Thursday, September 28, 2006

...pain

There is a pain that I have been dealing with, that I have been carrying around in my heart for a long time. I don't know how to deal with it and I am not sure that I know where it came from. I just wish it would go away. It is deep and supressed, and produces a dull numb feeling on the inside that I cannot seem to shake very often.

I do believe that things are getting better though. There has been all kinds of good things going on in my life right now. There has also been a good share of sad things. But God has helped me to get through those things knowing that He will carry me through.
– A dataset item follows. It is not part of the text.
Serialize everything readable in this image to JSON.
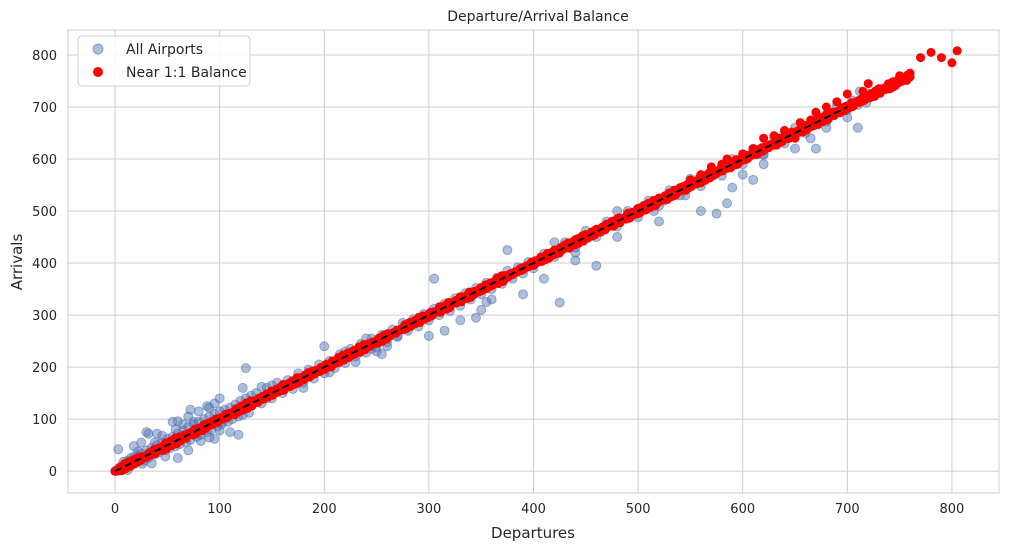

It doesn't mean that I won't miss those parts of my life, but that I know He has all things in His hands.

I know that this pain on the inside will not swallow me up because God has me in His arms, but I just wish that I could let go. It's not that I don't want to let go, it's not that I have some desire deep inside to keep holding on. I just don't know how to let go. Today i felt it to the point of just wanting to go and be alone by myself and talk to God about it. You know, He is a good refuge.

I just want to be happy again...

I could keep typing, going into all the things that I think it has to deal with. Maybe I would find peices to the puzzle of why I keep holding on to something that I want to drop to the ground. I remember a traumatic experience from my past, but even when thinking abou tit I am numb. I just want to be free! Christ brings freedom. It is coming, I just wish it was now.